6. The cell module of claim 5, wherein: the sleeve cover (5) of the outer sleeve (3) and the inner sleeve (4) is provided with a notch for arranging an anchor piece (7).

7. The cell module according to claim 1, wherein: the end faces of the upper polar plate and the lower polar plate of the single cell modules are matched in a concave-convex butt joint mode, so that butt joint among a plurality of single cell modules is realized.

8. A large fuel cell stack, characterized by: the stack comprises a plurality of groups of single cell modules as claimed in claim 1, and a cathode tail plate, a cathode mounting plate, an anode mounting plate and an anode tail plate which are arranged above and below the plurality of groups of single cell modules.

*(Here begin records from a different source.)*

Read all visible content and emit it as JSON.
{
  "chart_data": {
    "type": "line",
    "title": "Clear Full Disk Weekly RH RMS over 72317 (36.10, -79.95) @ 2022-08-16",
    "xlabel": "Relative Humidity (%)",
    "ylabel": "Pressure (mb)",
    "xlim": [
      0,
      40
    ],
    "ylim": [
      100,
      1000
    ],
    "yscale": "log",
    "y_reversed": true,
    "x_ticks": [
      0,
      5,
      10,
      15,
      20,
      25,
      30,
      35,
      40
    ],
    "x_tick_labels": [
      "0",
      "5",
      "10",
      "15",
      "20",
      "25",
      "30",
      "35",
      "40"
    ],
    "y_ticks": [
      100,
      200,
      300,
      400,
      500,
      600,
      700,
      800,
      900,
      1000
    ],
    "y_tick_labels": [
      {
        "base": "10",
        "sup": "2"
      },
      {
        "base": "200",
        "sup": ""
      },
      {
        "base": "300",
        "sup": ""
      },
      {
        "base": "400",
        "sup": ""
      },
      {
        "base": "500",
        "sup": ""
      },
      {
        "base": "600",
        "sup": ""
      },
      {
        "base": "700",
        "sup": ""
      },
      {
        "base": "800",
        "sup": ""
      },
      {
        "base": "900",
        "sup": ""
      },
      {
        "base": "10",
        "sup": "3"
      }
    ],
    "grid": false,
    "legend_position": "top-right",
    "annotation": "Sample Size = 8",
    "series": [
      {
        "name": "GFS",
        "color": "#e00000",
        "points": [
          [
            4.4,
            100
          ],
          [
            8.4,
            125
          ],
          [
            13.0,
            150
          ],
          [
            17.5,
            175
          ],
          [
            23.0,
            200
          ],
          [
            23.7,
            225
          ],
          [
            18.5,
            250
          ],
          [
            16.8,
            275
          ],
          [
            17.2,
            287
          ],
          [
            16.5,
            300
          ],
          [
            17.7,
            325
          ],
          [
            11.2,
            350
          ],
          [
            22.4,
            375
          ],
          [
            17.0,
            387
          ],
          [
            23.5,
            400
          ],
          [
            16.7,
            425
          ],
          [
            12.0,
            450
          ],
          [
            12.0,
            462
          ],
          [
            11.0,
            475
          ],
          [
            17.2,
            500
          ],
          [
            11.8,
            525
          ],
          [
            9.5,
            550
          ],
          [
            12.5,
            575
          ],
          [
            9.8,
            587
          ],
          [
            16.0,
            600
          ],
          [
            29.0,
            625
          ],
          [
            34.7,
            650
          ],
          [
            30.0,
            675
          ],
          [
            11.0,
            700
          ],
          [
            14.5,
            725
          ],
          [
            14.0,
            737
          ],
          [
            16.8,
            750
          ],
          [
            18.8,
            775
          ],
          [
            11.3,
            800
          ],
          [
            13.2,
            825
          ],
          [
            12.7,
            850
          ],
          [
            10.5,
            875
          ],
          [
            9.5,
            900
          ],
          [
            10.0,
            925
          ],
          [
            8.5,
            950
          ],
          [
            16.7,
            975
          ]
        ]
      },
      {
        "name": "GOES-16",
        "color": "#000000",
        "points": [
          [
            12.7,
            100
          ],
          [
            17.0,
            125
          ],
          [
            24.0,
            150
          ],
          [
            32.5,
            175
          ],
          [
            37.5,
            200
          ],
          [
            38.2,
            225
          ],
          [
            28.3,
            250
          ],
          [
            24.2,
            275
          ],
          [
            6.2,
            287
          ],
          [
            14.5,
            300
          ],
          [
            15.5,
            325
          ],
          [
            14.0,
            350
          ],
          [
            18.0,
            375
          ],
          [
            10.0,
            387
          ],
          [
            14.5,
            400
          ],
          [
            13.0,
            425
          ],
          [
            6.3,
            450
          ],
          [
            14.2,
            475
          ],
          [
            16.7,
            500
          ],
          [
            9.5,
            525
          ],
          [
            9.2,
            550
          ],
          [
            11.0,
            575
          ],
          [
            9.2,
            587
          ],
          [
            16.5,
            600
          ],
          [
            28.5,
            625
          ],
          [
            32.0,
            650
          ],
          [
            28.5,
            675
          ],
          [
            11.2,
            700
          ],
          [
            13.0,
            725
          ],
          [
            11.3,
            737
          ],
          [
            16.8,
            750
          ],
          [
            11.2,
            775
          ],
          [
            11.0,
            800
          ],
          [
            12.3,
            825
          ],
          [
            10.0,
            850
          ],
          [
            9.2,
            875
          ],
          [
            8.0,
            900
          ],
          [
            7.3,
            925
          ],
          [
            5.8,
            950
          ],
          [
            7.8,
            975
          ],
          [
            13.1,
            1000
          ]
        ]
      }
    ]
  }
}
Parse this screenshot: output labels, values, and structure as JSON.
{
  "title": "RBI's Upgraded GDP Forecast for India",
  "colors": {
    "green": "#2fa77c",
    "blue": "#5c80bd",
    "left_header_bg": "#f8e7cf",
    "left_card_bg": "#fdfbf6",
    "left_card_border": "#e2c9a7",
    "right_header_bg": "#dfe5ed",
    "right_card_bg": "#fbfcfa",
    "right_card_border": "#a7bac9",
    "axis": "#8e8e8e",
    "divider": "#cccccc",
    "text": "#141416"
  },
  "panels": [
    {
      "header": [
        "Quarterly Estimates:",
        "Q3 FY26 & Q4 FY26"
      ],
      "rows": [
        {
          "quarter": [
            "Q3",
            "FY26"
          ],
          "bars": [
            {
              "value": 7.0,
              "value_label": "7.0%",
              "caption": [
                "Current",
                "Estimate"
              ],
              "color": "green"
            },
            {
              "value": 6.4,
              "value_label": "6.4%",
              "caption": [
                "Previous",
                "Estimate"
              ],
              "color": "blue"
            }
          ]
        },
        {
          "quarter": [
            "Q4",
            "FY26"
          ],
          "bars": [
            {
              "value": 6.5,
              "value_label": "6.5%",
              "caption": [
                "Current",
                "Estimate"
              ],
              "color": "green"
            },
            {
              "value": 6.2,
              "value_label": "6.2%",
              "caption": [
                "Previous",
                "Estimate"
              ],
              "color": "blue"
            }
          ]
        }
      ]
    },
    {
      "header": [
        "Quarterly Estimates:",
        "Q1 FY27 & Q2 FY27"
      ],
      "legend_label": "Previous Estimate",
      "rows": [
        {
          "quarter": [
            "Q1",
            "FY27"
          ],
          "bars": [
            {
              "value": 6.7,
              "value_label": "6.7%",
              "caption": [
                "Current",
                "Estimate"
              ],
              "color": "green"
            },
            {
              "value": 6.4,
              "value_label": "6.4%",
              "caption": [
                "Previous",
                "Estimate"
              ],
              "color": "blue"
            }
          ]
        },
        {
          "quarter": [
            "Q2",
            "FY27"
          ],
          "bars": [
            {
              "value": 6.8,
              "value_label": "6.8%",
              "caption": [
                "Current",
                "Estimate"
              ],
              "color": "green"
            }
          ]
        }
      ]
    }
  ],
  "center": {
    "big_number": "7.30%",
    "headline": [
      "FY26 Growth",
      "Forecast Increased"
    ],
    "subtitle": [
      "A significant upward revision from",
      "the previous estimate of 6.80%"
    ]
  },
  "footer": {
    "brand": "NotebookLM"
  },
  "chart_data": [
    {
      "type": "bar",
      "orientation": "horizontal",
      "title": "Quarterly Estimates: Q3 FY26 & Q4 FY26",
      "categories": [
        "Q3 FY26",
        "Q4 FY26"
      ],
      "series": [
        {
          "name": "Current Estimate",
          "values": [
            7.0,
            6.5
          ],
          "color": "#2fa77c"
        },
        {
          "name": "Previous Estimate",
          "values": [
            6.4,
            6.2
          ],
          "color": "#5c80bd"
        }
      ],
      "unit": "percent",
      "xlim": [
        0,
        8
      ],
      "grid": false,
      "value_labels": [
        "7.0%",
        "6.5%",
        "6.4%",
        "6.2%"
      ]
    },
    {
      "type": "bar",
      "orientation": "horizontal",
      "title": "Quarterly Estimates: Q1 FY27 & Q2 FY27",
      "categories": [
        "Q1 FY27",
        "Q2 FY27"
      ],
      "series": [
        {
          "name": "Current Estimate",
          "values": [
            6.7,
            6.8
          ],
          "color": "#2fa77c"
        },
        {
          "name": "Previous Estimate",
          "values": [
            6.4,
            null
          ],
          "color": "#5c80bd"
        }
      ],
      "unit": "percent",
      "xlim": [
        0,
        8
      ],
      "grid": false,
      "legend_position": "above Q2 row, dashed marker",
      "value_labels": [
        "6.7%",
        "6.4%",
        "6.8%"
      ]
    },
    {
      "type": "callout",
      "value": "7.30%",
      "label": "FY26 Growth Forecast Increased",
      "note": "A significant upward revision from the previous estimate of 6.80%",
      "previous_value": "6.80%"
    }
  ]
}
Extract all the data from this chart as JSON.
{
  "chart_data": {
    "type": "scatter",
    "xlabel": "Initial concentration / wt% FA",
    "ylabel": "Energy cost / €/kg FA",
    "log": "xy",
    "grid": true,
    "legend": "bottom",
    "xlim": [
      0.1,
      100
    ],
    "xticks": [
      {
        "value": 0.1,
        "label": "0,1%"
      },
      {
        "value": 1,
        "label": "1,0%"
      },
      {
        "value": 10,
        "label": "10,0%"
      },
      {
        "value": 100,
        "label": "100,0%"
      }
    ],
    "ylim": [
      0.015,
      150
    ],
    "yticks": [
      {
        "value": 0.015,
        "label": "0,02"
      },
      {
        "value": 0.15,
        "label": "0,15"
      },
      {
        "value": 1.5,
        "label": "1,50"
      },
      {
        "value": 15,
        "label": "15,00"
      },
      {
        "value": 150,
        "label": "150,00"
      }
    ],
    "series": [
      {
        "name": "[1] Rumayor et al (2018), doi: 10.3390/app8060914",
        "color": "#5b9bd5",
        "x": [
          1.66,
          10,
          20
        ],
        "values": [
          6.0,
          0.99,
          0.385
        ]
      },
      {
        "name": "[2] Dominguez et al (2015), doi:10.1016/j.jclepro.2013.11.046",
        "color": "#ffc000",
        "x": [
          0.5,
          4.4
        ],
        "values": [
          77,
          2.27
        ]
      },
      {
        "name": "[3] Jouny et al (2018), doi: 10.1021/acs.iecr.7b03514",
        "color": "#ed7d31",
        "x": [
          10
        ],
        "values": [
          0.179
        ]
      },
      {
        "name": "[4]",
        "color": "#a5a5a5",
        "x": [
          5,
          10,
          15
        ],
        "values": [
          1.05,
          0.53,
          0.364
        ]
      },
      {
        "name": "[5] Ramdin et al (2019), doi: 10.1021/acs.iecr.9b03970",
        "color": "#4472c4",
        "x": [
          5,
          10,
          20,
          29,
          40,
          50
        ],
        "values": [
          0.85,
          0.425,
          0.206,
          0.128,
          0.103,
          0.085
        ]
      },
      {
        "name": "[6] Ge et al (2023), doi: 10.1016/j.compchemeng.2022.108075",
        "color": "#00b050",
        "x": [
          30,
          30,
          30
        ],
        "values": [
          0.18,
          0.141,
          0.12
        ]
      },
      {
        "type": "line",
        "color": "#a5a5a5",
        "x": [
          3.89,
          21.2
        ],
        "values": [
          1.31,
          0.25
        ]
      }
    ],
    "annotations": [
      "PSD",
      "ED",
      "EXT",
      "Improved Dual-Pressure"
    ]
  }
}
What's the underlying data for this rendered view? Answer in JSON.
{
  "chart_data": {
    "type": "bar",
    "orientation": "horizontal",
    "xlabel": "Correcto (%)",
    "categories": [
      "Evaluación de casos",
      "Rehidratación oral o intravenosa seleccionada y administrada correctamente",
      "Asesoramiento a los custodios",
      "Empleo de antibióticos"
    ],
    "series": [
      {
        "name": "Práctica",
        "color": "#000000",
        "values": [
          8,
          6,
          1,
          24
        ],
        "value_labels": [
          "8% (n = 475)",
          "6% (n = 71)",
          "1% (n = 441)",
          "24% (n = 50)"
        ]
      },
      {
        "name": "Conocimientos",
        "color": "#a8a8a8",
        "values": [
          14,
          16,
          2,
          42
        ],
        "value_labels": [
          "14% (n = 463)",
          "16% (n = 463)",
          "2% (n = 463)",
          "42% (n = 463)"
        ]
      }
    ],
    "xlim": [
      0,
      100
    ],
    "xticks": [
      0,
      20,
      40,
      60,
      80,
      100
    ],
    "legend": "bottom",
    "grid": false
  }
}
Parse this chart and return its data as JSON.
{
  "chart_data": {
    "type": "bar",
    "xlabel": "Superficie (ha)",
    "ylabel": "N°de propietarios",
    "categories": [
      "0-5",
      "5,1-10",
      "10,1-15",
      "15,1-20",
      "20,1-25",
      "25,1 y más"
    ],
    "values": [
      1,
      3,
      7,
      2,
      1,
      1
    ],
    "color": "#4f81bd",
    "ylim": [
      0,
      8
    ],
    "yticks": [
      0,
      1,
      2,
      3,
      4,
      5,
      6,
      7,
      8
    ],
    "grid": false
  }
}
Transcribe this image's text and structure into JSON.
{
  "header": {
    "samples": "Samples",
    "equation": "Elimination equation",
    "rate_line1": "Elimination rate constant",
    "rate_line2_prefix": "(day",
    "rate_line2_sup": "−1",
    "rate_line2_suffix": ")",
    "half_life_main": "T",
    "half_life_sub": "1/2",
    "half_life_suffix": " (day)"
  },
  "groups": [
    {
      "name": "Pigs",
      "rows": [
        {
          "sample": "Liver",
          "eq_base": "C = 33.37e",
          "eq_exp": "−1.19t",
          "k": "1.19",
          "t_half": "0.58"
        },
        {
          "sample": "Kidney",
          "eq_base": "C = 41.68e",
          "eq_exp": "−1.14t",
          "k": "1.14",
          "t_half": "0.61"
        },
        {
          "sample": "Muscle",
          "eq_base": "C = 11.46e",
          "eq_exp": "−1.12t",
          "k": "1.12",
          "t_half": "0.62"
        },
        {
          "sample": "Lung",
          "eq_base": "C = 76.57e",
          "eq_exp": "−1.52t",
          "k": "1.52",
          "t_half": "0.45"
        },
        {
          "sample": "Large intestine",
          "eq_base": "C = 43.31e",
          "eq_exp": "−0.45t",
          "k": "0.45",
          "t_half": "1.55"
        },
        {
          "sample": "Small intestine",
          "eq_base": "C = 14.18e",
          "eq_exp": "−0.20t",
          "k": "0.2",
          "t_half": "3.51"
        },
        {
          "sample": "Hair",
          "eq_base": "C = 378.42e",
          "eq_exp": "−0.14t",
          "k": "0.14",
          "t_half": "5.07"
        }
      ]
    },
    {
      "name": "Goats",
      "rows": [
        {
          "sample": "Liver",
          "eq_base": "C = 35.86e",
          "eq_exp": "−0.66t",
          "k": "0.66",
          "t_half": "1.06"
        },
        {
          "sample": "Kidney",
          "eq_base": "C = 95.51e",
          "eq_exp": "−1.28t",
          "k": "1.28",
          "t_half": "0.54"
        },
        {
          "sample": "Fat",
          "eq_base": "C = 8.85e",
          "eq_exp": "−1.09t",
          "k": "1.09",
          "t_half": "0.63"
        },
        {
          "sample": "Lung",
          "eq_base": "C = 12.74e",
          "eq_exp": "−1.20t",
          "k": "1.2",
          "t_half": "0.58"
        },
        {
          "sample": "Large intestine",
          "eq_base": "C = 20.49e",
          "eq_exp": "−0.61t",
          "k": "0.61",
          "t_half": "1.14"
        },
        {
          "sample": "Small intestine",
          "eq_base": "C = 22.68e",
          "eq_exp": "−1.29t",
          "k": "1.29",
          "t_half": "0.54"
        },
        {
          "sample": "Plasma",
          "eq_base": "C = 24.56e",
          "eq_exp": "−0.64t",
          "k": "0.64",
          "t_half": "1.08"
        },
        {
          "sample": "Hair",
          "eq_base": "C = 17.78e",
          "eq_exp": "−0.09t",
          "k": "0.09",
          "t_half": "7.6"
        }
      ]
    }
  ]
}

9. A method of integrating a large fuel cell stack in accordance with claim 8, comprising the steps of:

(1) Sequentially superposing a plurality of groups of single cells (1) and adopting a hollow insert (2) to connect and fix so as to form a single cell module;

(2) A cathode tail plate (8), a cathode mounting plate (9), an anode mounting plate (10) and an anode tail plate (11) are arranged on the upper part and the lower part of the single cell module so as to form a short stack;

(3) Pre-pressing the short stack, and pre-activating and detecting the performance of the short stack; the single cell module with the up-to-standard single cell consistency performance is reserved; detecting and rejecting the problem single cells, and re-stacking to perform preactivation and performance detection until the performance of all single cell modules meets the preset requirement;

(4) And after a plurality of groups of single cell modules meeting the preset requirements are sequentially overlapped, arranging a cathode tail plate, a cathode mounting plate, an anode mounting plate and an anode tail plate on the upper part and the lower part of the single cell modules, and pressurizing the single cell modules to reach the whole stack preset stack loading pressure of the large-scale fuel cell stack, thereby completing stack encapsulation.

10. The method of integrating a large fuel cell stack in accordance with claim 9, wherein: the pressure of the short pile pre-pressing is 25-95% of the total pile pre-set pile loading pressure.